The biggest issue surrounding GMOs deals with perception, she said.
A report released last year by the Pew Research Center showed a wide difference of opinion among the public and scientists. While 57 percent of the public said they believe GMOs are generally unsafe to eat and only 37 percent said they are safe, 88 percent of scientists from the American Association for the Advancement of Science who were surveyed said they think the products are generally safe.
"People think that 'genetically modified' somehow means artificial or dangerous or science-fiction-ary or unnatural, and the reality of it is that many of these groups are perfectly natural," Schwartz said. "It's essentially the merging of genes that naturally occurred in order to make the food appear better, last longer, resist some type of pest or grow in a drought."
If labeling ultimately was going to become mandatory, many in the food industry preferred a nationwide standard rather than operating on a state-by-state patchwork of rules.
But food makers already steering clear of GMOs say the new mandatory labeling requirements could help make consumers more knowledgeable about what they eat.
Richard Hanley, who started Hanley's Foods in Baton Rouge in 2012, sells five varieties of salad dressing that are available in hundreds of stores throughout the South. His motto is printed on each bottle: "No Gluten. No GMOs. No Junk!"

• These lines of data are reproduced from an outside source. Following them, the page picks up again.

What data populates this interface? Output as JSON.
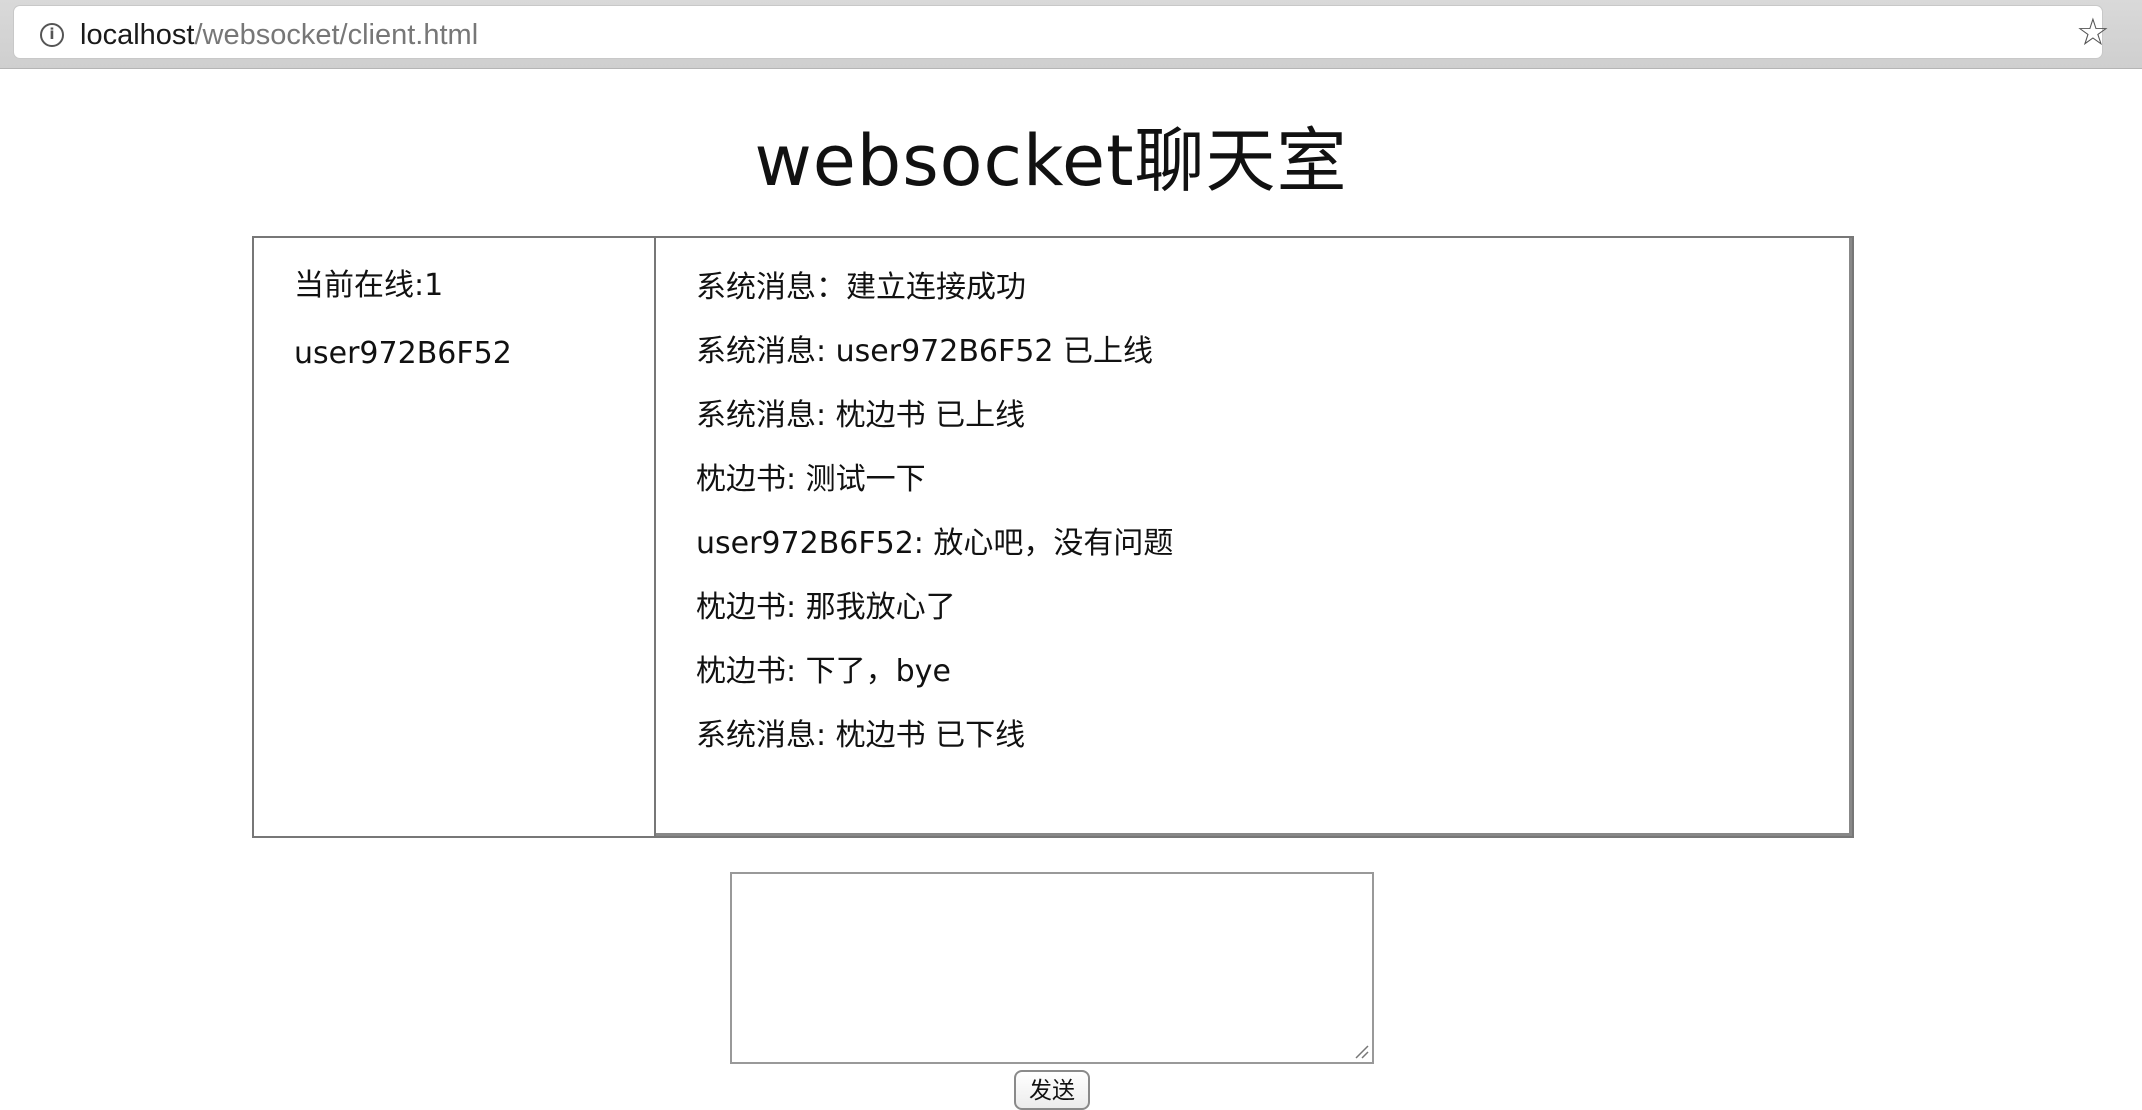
{
  "browser": {
    "url_host": "localhost",
    "url_path": "/websocket/client.html",
    "info_icon": "info-icon",
    "bookmark_icon": "star-icon"
  },
  "page": {
    "title": "websocket聊天室"
  },
  "users": {
    "online_label": "当前在线:1",
    "list": [
      "user972B6F52"
    ]
  },
  "messages": [
    "系统消息：建立连接成功",
    "系统消息: user972B6F52 已上线",
    "系统消息: 枕边书 已上线",
    "枕边书: 测试一下",
    "user972B6F52: 放心吧，没有问题",
    "枕边书: 那我放心了",
    "枕边书: 下了，bye",
    "系统消息: 枕边书 已下线"
  ],
  "composer": {
    "input_value": "",
    "send_label": "发送"
  }
}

"I started learning more about GMOs, and we got together and just made that call — what I thought was an obvious call — when we started four years ago: Let's keep things clean," said Hanley, who produced more than 250,000 bottles by hand in two years before scaling up to an automated process in the New Orleans area.
Hanley appreciates some of the benefits for farmers, but he's focused on using only what he considers to be healthy and high-quality ingredients.
"For us, I think it's spending a little bit more for a premium-made product, showing the world that we should invest in quality things," he said.
The decision to avoid GMOs adds as much as 13 percent to his costs.
"I think it's great," he said of the new labeling law. "It's going to raise a little bit more awareness about, 'Hey, what's in your food?' It's not always about the nutritional factors; it's about the ingredients."
Schwartz, the Tulane professor, said she believes the labels may create some initial buzz but ultimately will "end up being another label."
"Consumers have other considerations, and so this is one of many things that go into an evaluation of a product and whether or not it is right for people," she said.
Lafleur also is skeptical of the law's impact.
"I'm not sure that the increased regulation is going to justify the expense for both the government and the companies," he said.